We took the Eastern tour, touring E&J Gallo, Duarte Nursery, Burroughs Family Farms , an organic dairy, almonds, and chickens, and Dutch Hollow Farms, a tulip farm and pumpkin patch. This tour was more interesting to us than the other regional tours because it was specific to grape growing and other small-scale productions. Touring along with us were all sorts of young farmers producing almonds, cherries , peaches , and walnuts. Along with the farmers, commodity and insurance brokers spent time touring Modesto and networking with other next generation and like-minded individuals.
The highlights of the tour included our visit to Burroughs Family Farm, a successful organic dairy surviving the current challenges in this economy and gaining insight into the new styles of grapevines that Duarte is offering producers, especially the UberVine (a 42″ vine composed of an extra long rootstock cane) . Our time at Burroughs Family Farm hit close to home because of the daughter/father dynamic. The daughter and father have worked together in order to transition the operations into organic farming. We have seen this same occurrence especially in grape growing , however, sometimes the transition isn’t as smooth and it is difficult to get our fathers to transition into retirement or to adopt different farming principles or methods.
A constant theme across the whole conference was the renewed interest in family farms and ranches and the generational transition that is occurring in a lot of family businesses including farming .
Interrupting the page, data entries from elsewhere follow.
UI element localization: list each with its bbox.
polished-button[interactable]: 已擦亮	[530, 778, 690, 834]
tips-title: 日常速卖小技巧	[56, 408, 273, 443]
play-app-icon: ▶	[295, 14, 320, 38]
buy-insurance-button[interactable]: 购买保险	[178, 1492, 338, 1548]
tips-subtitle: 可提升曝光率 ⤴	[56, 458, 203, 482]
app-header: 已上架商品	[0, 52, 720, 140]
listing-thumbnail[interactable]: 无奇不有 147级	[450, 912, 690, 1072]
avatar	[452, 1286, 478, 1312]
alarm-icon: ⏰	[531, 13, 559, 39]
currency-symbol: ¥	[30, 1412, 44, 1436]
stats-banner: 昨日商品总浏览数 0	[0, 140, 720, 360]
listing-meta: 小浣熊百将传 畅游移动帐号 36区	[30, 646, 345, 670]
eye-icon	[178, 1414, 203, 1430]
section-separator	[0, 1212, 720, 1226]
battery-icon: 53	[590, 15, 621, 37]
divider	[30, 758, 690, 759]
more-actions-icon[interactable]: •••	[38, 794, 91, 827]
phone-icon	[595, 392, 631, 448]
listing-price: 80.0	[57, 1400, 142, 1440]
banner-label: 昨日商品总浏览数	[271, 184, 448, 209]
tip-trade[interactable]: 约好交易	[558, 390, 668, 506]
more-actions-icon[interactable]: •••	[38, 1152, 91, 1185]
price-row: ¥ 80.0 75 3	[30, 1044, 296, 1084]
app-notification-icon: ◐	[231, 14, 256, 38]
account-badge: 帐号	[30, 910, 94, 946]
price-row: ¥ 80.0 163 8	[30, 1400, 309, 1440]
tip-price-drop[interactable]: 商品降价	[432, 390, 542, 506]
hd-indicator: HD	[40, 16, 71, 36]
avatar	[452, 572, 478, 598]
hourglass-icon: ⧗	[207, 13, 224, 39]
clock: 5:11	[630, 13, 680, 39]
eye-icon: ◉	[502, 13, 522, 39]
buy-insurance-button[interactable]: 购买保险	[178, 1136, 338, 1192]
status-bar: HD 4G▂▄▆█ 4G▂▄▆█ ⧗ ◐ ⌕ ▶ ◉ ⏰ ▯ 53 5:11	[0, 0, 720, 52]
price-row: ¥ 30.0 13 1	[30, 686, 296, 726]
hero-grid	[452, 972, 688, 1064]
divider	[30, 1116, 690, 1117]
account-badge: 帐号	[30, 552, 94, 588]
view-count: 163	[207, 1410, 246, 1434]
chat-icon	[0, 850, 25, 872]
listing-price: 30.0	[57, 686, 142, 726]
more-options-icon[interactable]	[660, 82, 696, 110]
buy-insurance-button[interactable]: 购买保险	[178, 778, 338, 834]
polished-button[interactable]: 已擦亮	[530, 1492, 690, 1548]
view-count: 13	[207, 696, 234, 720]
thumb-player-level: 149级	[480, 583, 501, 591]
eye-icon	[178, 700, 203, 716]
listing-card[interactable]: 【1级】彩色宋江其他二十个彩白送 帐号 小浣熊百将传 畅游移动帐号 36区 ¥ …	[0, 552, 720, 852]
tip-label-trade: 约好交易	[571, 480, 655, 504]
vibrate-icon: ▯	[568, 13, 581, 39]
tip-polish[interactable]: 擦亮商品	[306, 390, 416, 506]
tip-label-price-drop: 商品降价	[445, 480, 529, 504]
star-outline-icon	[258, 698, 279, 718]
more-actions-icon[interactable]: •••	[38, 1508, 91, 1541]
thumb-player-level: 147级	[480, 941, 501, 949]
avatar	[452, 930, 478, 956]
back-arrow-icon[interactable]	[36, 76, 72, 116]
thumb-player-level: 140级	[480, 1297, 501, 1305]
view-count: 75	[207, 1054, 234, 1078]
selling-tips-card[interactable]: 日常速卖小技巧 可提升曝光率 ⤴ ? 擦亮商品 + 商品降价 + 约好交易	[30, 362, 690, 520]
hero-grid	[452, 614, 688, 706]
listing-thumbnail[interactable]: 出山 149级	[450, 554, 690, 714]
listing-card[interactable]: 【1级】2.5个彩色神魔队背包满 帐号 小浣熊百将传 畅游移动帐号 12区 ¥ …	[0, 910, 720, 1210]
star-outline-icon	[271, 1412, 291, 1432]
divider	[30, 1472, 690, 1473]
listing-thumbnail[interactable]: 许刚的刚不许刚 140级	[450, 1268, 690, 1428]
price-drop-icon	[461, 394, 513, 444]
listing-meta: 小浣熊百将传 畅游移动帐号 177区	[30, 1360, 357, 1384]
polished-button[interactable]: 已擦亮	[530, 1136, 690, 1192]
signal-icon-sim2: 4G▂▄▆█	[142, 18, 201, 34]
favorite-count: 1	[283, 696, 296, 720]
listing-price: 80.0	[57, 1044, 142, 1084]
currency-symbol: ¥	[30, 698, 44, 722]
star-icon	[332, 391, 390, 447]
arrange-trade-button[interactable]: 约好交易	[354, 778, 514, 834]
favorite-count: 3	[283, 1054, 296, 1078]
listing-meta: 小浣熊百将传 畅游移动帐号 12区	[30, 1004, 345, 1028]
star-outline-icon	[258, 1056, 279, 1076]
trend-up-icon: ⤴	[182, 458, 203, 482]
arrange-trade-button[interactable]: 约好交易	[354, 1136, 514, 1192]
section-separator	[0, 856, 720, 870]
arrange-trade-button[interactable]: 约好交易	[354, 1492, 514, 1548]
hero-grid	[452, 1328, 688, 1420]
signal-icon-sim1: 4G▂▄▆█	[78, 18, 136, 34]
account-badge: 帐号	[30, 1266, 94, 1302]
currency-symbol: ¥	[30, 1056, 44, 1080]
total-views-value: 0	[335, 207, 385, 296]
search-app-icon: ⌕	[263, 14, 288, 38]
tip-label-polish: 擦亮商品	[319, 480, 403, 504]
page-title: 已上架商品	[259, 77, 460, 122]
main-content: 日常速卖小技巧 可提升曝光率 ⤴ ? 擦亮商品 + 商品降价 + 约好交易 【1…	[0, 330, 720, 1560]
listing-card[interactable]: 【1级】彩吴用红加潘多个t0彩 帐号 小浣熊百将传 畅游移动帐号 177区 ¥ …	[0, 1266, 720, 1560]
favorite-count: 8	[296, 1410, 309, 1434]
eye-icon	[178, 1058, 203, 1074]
There were interesting speakers at the conference . A current hot topic within the Ag industry is the release of the water toxicity report in California, attributing chemical fertilizers as the culprit. This is another problem that is in direct relation with the farming methods of previous generations. This current problem paired with lower prices on our products and higher farming costs are issues we have to consider when considering our future in this industry.
On a positive and exciting note, there is a wonderful synergy within the current and next next generation in the ranching and farming industries. It is great to see everyone working together and mentoring the next generation , namely, the children, teenagers, and young adults whom participate in 4-H and FFA. All of us together can definitely pave the way to profitable and superb farming in the future.
Cheers to the retired farmers, the current farmers, the young farmers, and the future farmers of America!